September 2010

Apicius
25.12.2010 - 11:18 Uhr
11
Top Rezension
7.5
Haltbarkeit
9
Duft

Im Blickpunkt: Javanol

Auch ich war mal wieder bei Herrn Kormann, er gab mir eine Probe September mit, und ich habe mich mit etwas anderem revanchiert. September gefällt mir außerordentlich gut: Hier geht es um das Thema Sandelholz, genauer gesagt, um den Stoff Javanol. Der ist solo schon sehr attraktiv, Herr Kormann hat nur dezent das eine oder andere drum herumgebaut. Die Einzelheiten kann man von ihm persönlich im aromatischen Blog nachlesen.

Nun betreibt Herr Kormann die Parfumkunst als Hobby, muss sich also nicht nach Moden richten. So mag es Zufall sein, dass September dem allerneuesten Trend der von mir so bezeichneten puristisch-holzigen Düfte folgt. Zunehmend kommen in letzter Zeit (Herren)Parfums auf den Markt, die trockene, holzige Noten aufweisen und daneben nicht viel anderes. Diesen minimalistischen Stil mag ich, seine Vertreter wären neben den schon länger angebotenen DSquared-Düften die Parfums Wonderwood, Bvlgari Man und auch Bang. Während diese Düfte meist mehrere holzige Noten miteinander kombinieren, geht September mit dem Fokus allein auf Javanol noch einen Schritt weiter.

Die Sandelholznote in September ist schon eine kräftige Sache: knochentrocken und bitter - das wird nicht jedem gefallen. Im Spektrum der holzigen Düfte riecht das weniger nach edlen, polierten Antikmöbeln, mehr nach rohen Brettern oder gar frischen Holzscheiten, in denen noch Saft und Lebenskraft ist. Edel ist diese Note trotzdem. Schwer zu verstehen, aber neben den rohen, ungeschliffenen Aspekten hat sie auch etwas Puderiges, eine muskatartige Würze und eine merkwürdige Art von Cremigkeit. An dieser Stelle ist wohl die Grenze des Vorstell- und Beschreibbaren erreicht; hier muss eigene Erfahrung her.

Eine solche kräftig-trockene Note verlangt aber doch nach etwas Kontrast, in diesem Fall wurde eine länger anhaltende Zitrusnote gewählt. Eingesetzt wurde der Stoff Zitral. Er soll sich durch verhältnismäßig lange Haltbarkeit auszeichnen.
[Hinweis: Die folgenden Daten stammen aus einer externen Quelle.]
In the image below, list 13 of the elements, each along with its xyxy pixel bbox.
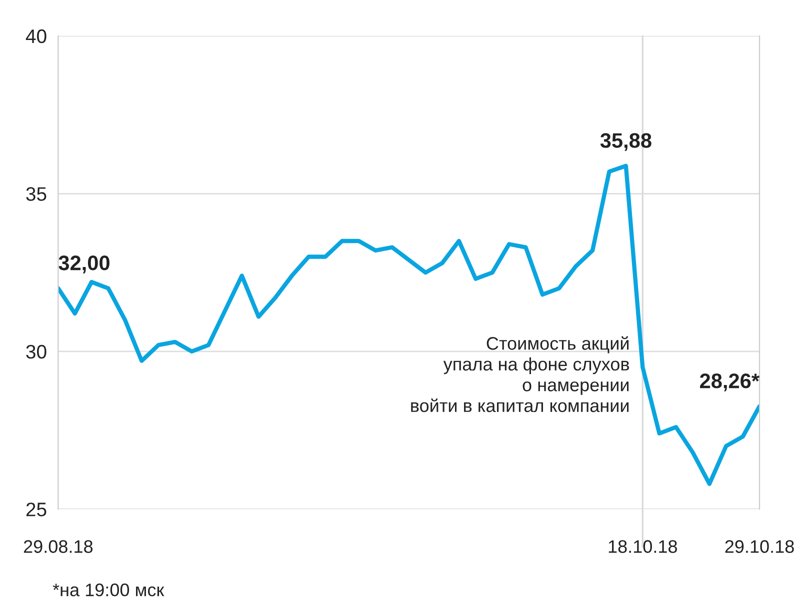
x-tick-label: 29.10.18 (725, 540, 794, 553)
y-tick-label: 40 (26, 29, 46, 44)
x-tick-label: 29.08.18 (24, 540, 93, 553)
line-series (58, 164, 760, 486)
data-label: 28,26* (700, 374, 760, 392)
y-tick-label: 35 (26, 187, 46, 201)
x-tick-label: 18.10.18 (608, 540, 677, 553)
data-label: 35,88 (600, 133, 652, 151)
y-tick-label: 25 (26, 502, 46, 516)
data-label: 32,00 (58, 256, 110, 274)
text: *на 19:00 мск (52, 584, 164, 596)
annotation: Стоимость акций упала на фоне слухов о намерении войти в капитал компании (411, 336, 629, 412)
y-tick-label: 30 (26, 344, 46, 359)
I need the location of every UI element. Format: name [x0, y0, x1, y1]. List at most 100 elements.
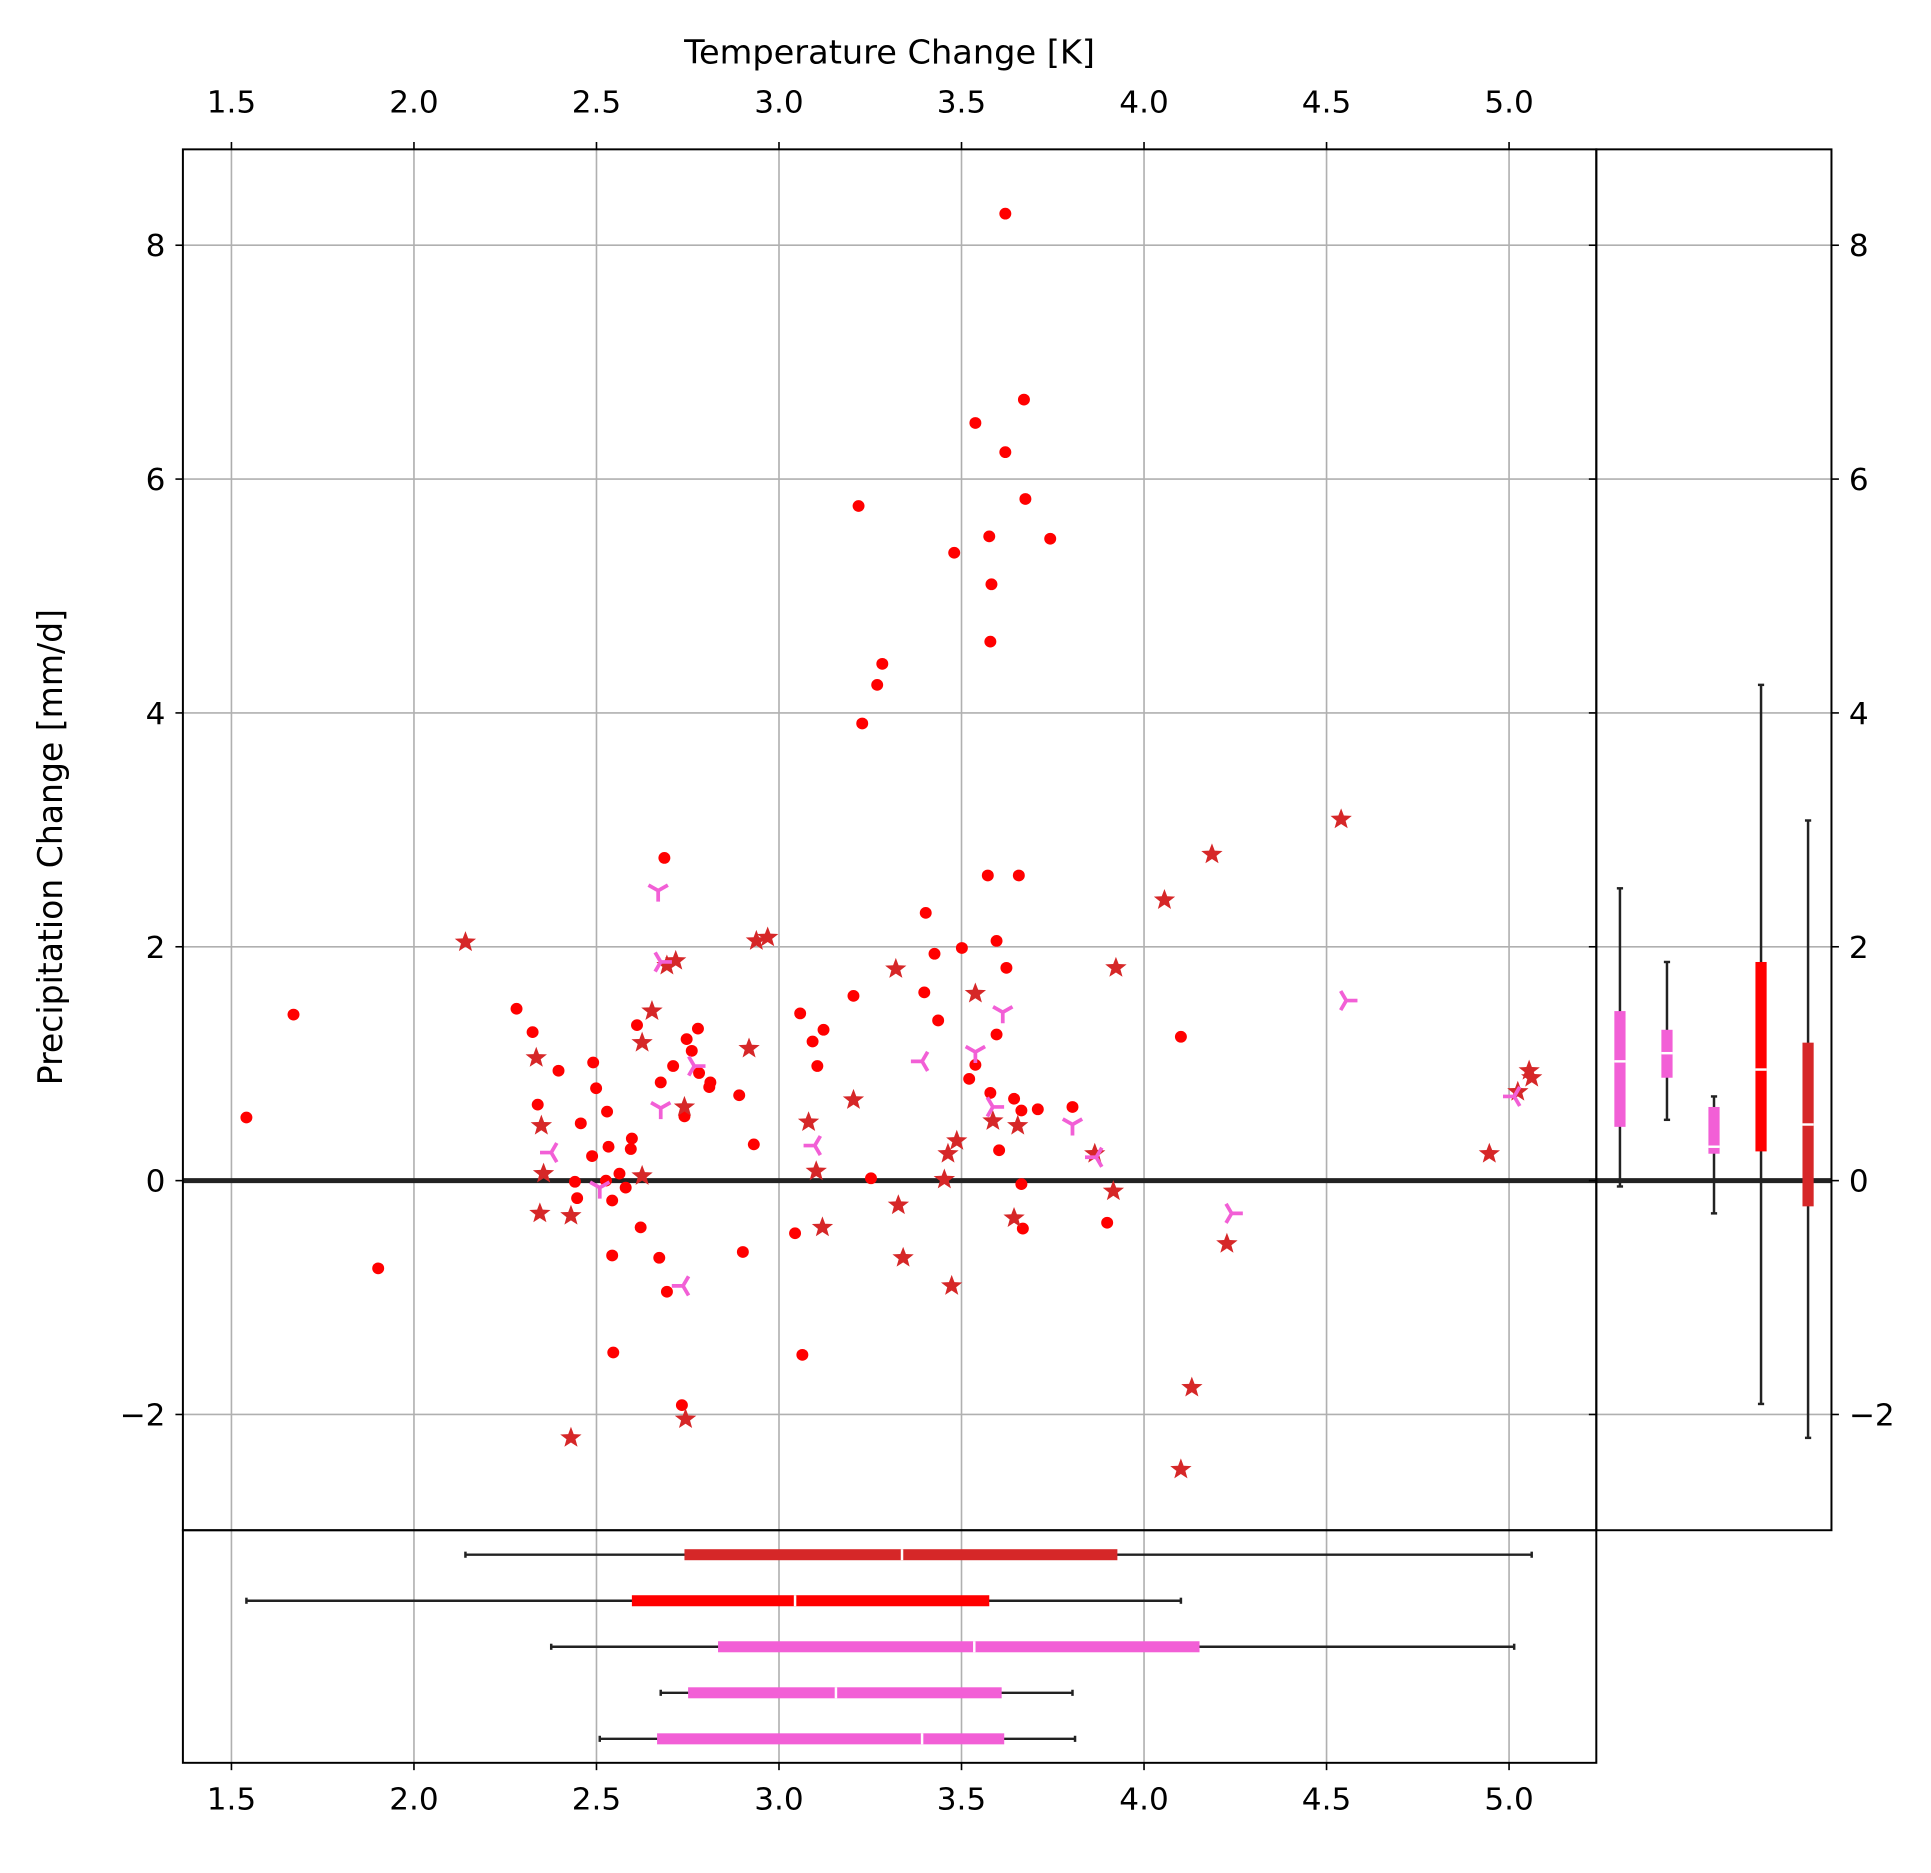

Auf meiner Haut ist das - für mich erfreulicherweise - nicht der Fall. Nach einer halben Stunde tritt sie ab und wirkt lediglich aus dem Hintergrund weiter. Die Beschreibung Zitronengras und pinke Grapefruit trifft es ungefähr; ich aber habe mich an den Geschmack bestimmter saurer Drops von früher erinnert. Die Zitrusnote ist weniger zart als in den beiden letzten Parfums Juli und August, das ist dem kräftigen Rahmen in September jedoch angemessen. Es hat aber doch den Anschein, als sei die Zitrusnote auf Kleidung deutlich haltbarer.

Wie dem auch sei, mir kommt es auf das Sandelholz an. Nun, in aller Ruhe, bemerke ich, wie würzig das im Grunde riecht. Ich fühle mich stark an Montales Amber & Spices erinnert - eine opulent-würzige Duftbombe, die ihre trockene Seite offenbar auch dem Javanol verdankt. Dieser Montale-Duft ist großartig, aber kaum jeden Tag auszuhalten. Da wäre September die tragbare Alternative.

Noch was anderes geht mit September - ein so reduziertes Parfum lädt dazu ein, es mit anderen Düften übereinander zu tragen (Layering) - auch, wenn das vielleicht nicht im Sinne des Erfinders ist. Man mag sich vorstellen, dass September wie eine Schlankheitskur auf allzu fett geratene Parfums wirken kann. Ich habe es gleich mal ausprobiert: Tatsächlich wird Jicky für mich deutlich tragbarer, wenn das darin enthaltene Sandelholz mit ein paar Spritzern September verstärkt wird (Dosierung: wenig Jicky und viel September). In erster Linie wären vanillige Orientalen in den Blick zu nehmen. Mal schauen, was noch kommt…

Im Ladengeschäft in den Rosenhöfen gibt es noch Vorrat. Da alle Parfums von Herrn Kormann im Grunde limitiert sind, sollte man jedoch nicht Ewigkeiten warten, September kennenzulernen.